Le Don paisible est un classique du cinéma basé sur le roman éponyme de Mikhaïl Cholokhov. Ce film soviétique de 1957 a été réalisé en trois parties par Sergueï Guerassimov. Il a depuis passé l’épreuve du temps et reste pertinent sur de nombreuses réflexions.

En 1965, l’éminent écrivain soviétique a reçu le prix Nobel de littérature pour son roman épique, salué comme l’un des ouvrages littéraires russes les plus importants du XXe siècle.

Pour faire court, Le Don paisible est un drame historique narrant les vies de cosaques du Don lors de la Première Guerre mondiale et la guerre civile russe. La saga a été comparée à Guerre et Paix de Tolstoï par son ampleur et sa grandeur. Le réalisme de Cholokhov est en effet exceptionnel. Les descriptions qu’il fait de la guerre peuvent vous donner la chair de poule. Le roman est inondé de souffrance, de sang, de peur, d’amour et de haine. Et il est rare qu’une adaptation ne perde rien du livre en ce qui concerne le drame, la passion et la douleur.

Vassa, de Gleb Panfilov

Inna Tchourikova livre une performance remarquable dans Vassa, film réalisé par son mari Gleb Panfilov et basé sur la célèbre pièce de Maxime Gorki. L’actrice, qui est renommée pour sa forte présence scénique, interprète le rôle-titre de Vassa Geleznova. Sa réputation la précède : Vassa est une dame de fer, la quintessence de la force, du pouvoir, et de l’endurance.

Sur le papier, la marchande a tout ce dont on peut rêver : richesse, famille, statut, connexions sociales et respect.
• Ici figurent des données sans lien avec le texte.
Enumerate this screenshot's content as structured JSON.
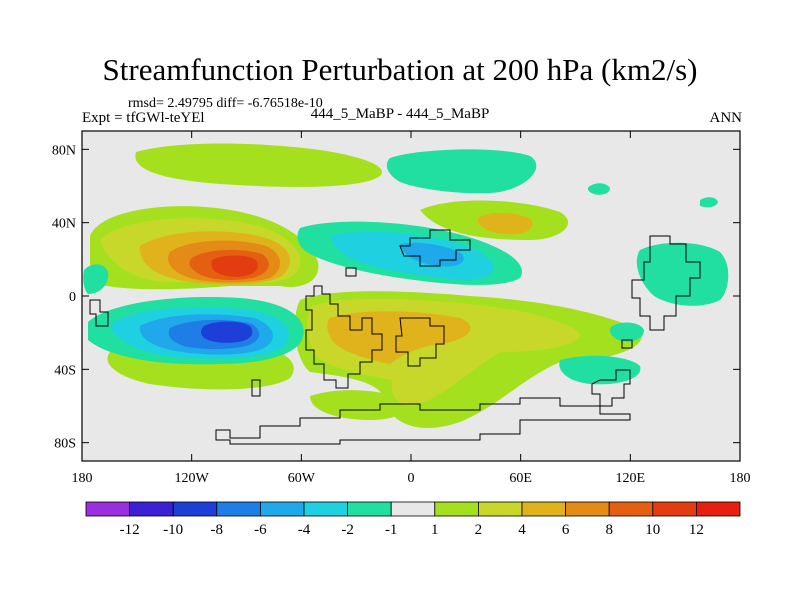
{
  "title": "Streamfunction Perturbation at 200 hPa (km2/s)",
  "stats": "rmsd= 2.49795  diff= -6.76518e-10",
  "expt": "Expt = tfGWl-teYEl",
  "runs": "444_5_MaBP - 444_5_MaBP",
  "season": "ANN",
  "axes": {
    "lat_ticks": [
      "80N",
      "40N",
      "0",
      "40S",
      "80S"
    ],
    "lon_ticks": [
      "180",
      "120W",
      "60W",
      "0",
      "60E",
      "120E",
      "180"
    ]
  },
  "colorbar": {
    "labels": [
      "-12",
      "-10",
      "-8",
      "-6",
      "-4",
      "-2",
      "-1",
      "1",
      "2",
      "4",
      "6",
      "8",
      "10",
      "12"
    ],
    "colors": [
      "#9b2fe0",
      "#3b20d6",
      "#1d3fd8",
      "#1f7de6",
      "#1fa8ea",
      "#1fd0e0",
      "#20dfa0",
      "#e8e8e8",
      "#a5e01f",
      "#c8d82a",
      "#e0b21c",
      "#e48a16",
      "#e46010",
      "#e23c10",
      "#e81e0e"
    ]
  },
  "colors": {
    "land_outline": "#000000",
    "neutral_fill": "#e8e8e8"
  }
}
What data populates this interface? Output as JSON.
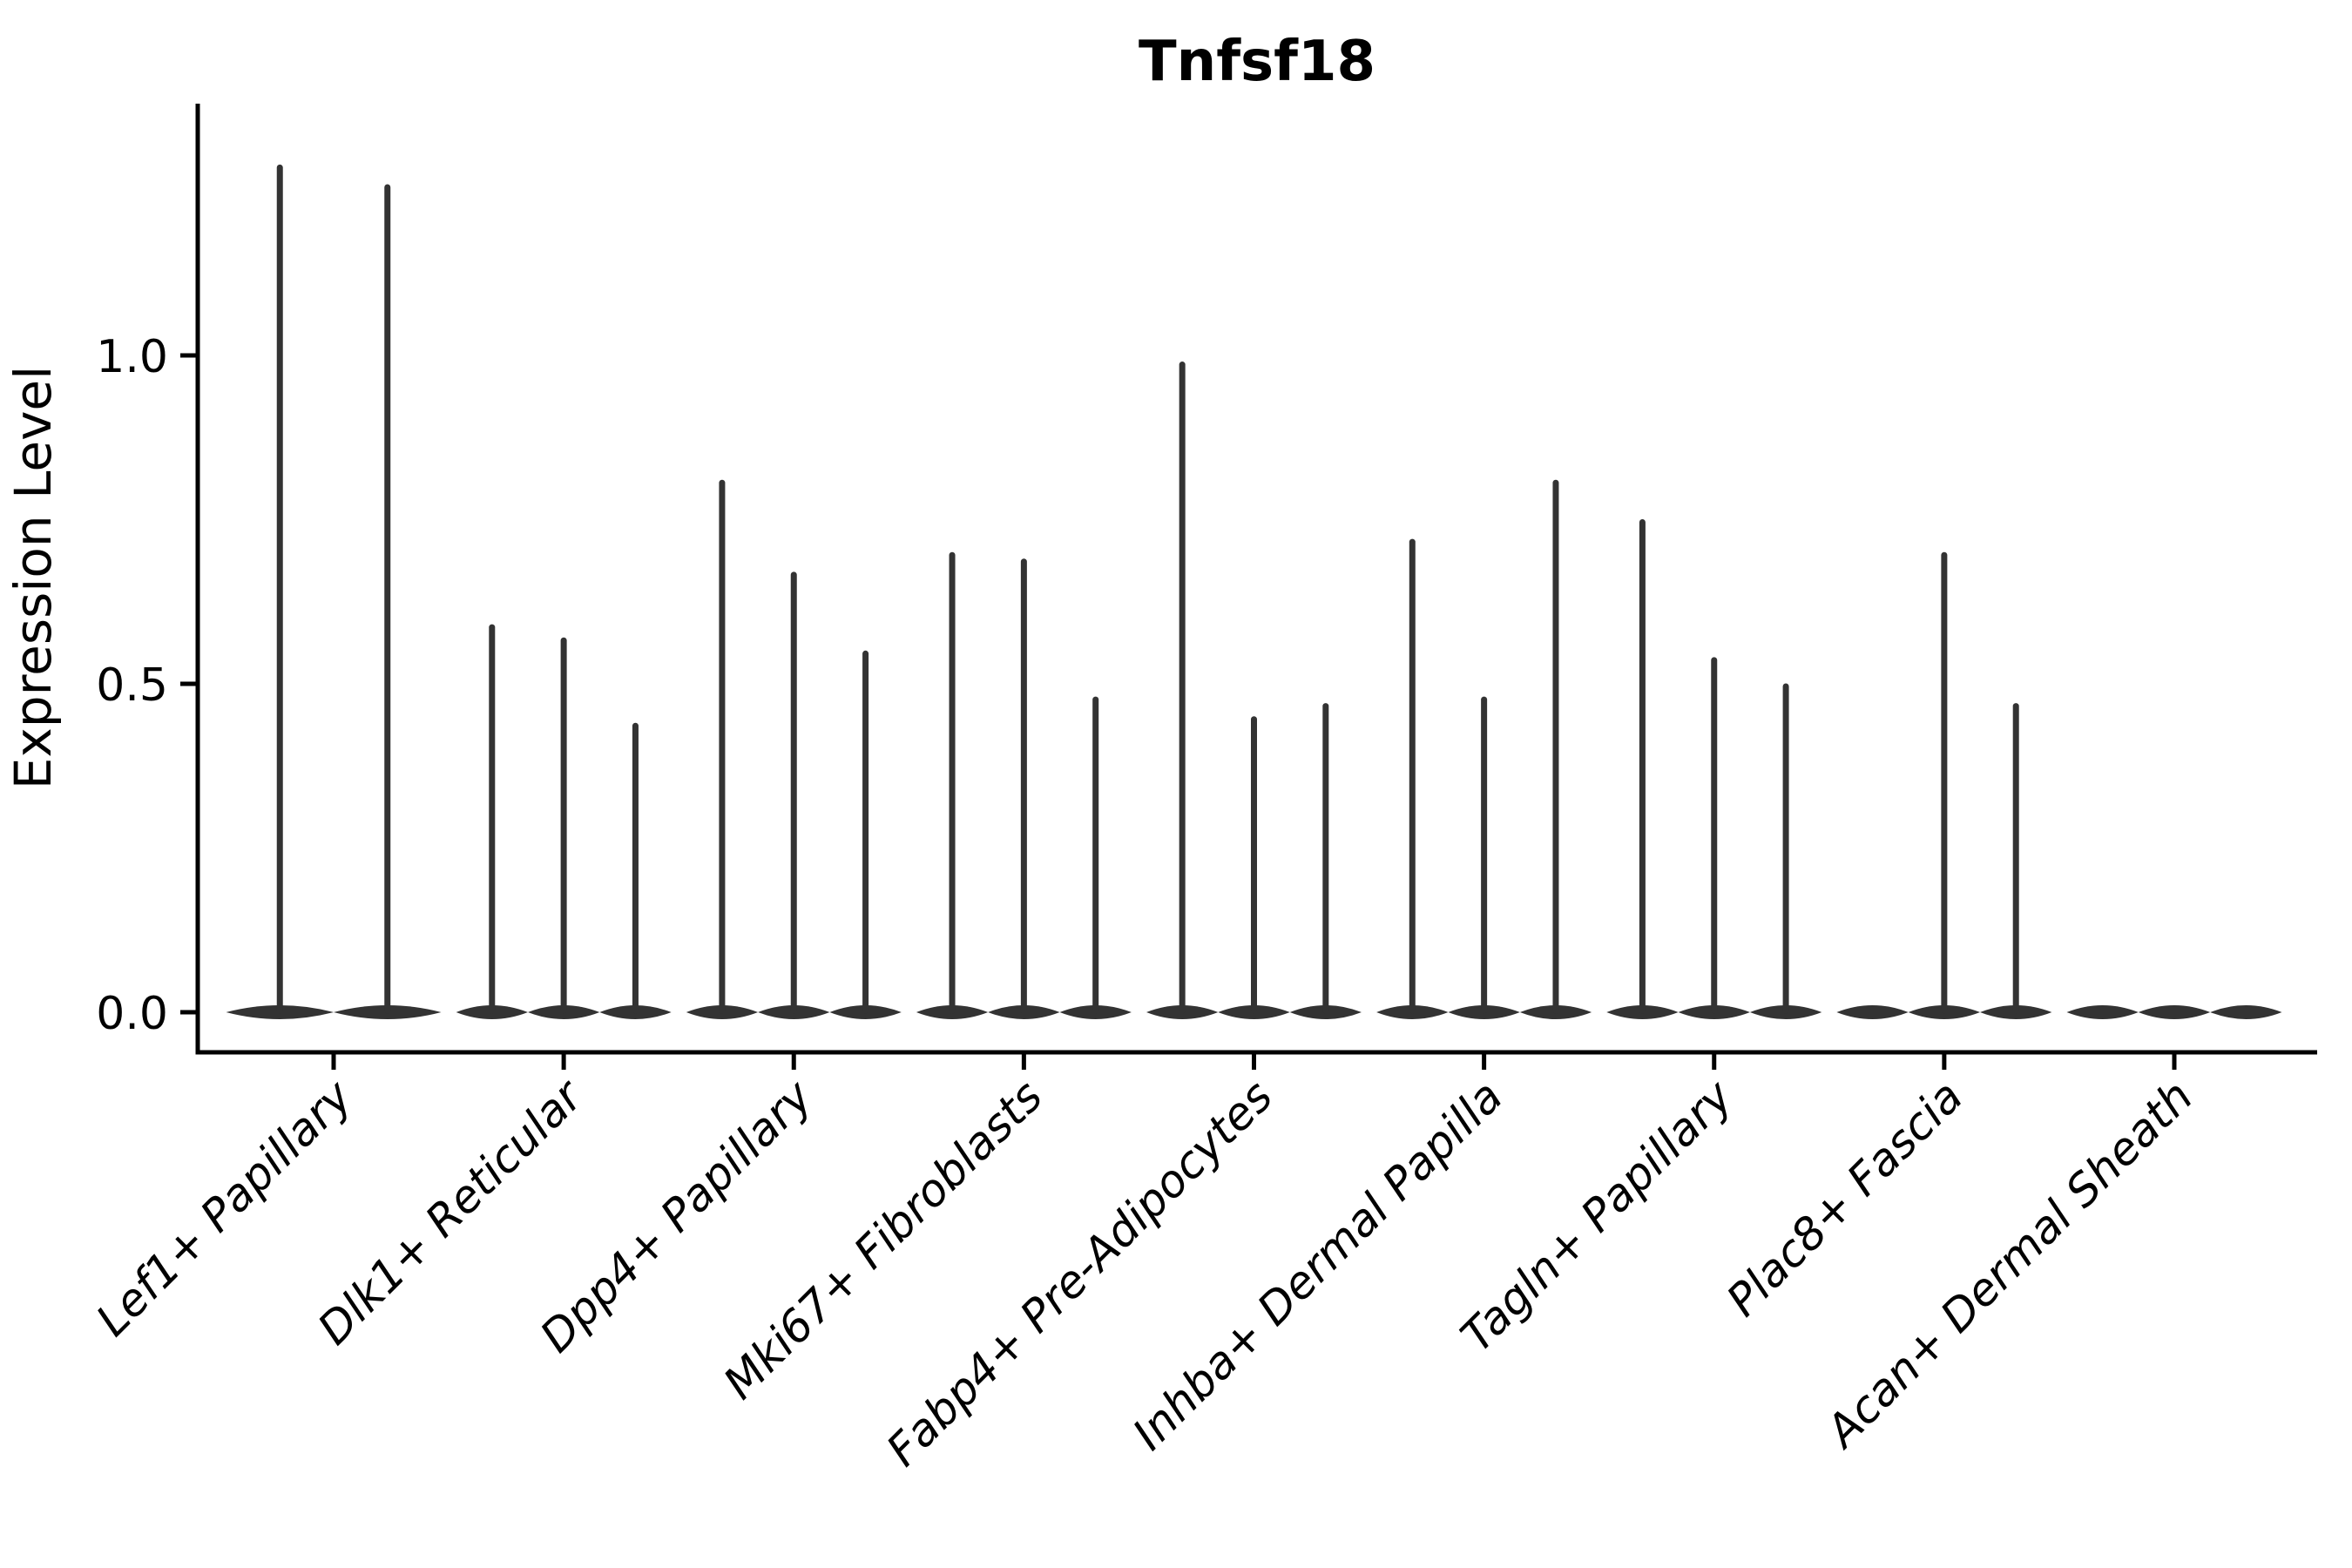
{
  "chart_data": {
    "type": "violin",
    "title": "Tnfsf18",
    "xlabel": "",
    "ylabel": "Expression Level",
    "ylim": [
      0,
      1.38
    ],
    "yticks": [
      0.0,
      0.5,
      1.0
    ],
    "ytick_labels": [
      "0.0",
      "0.5",
      "1.0"
    ],
    "grid": "off",
    "legend": "none",
    "categories": [
      "Lef1+ Papillary",
      "Dlk1+ Reticular",
      "Dpp4+ Papillary",
      "Mki67+ Fibroblasts",
      "Fabp4+ Pre-Adipocytes",
      "Inhba+ Dermal Papilla",
      "Tagln+ Papillary",
      "Plac8+ Fascia",
      "Acan+ Dermal Sheath"
    ],
    "groups": [
      {
        "category": "Lef1+ Papillary",
        "violin_max_expression": [
          1.29,
          1.26
        ]
      },
      {
        "category": "Dlk1+ Reticular",
        "violin_max_expression": [
          0.59,
          0.57,
          0.44
        ]
      },
      {
        "category": "Dpp4+ Papillary",
        "violin_max_expression": [
          0.81,
          0.67,
          0.55
        ]
      },
      {
        "category": "Mki67+ Fibroblasts",
        "violin_max_expression": [
          0.7,
          0.69,
          0.48
        ]
      },
      {
        "category": "Fabp4+ Pre-Adipocytes",
        "violin_max_expression": [
          0.99,
          0.45,
          0.47
        ]
      },
      {
        "category": "Inhba+ Dermal Papilla",
        "violin_max_expression": [
          0.72,
          0.48,
          0.81
        ]
      },
      {
        "category": "Tagln+ Papillary",
        "violin_max_expression": [
          0.75,
          0.54,
          0.5
        ]
      },
      {
        "category": "Plac8+ Fascia",
        "violin_max_expression": [
          0.0,
          0.7,
          0.47
        ]
      },
      {
        "category": "Acan+ Dermal Sheath",
        "violin_max_expression": [
          0.0,
          0.0,
          0.0
        ]
      }
    ],
    "violin_body_note": "distributions collapsed at 0 with thin spikes to max value",
    "colors": {
      "violin": "#333333",
      "axis": "#000000",
      "text": "#000000",
      "background": "#ffffff"
    }
  }
}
En réalité, le mari de Vassa est un libertin, son frère est un pécheur qui dilapide sa fortune, tandis que ses enfants ne sont pas intéressés à l’idée de reprendre le flambeau de l’affaire familiale. Aucune somme d’argent ne peut acheter l’harmonie ou l’espoir à cette millionnaire de caractère.

Toutefois, le film de 1982 dresse un portrait de Vassa, non en tant que femme forte qu’il vaut mieux ne pas contrarier, mais comme une personne incapable de transformer l’énergie de sa souffrance en énergie d’existence. Il s’agit là effectivement du talon d’Achille de Vassa.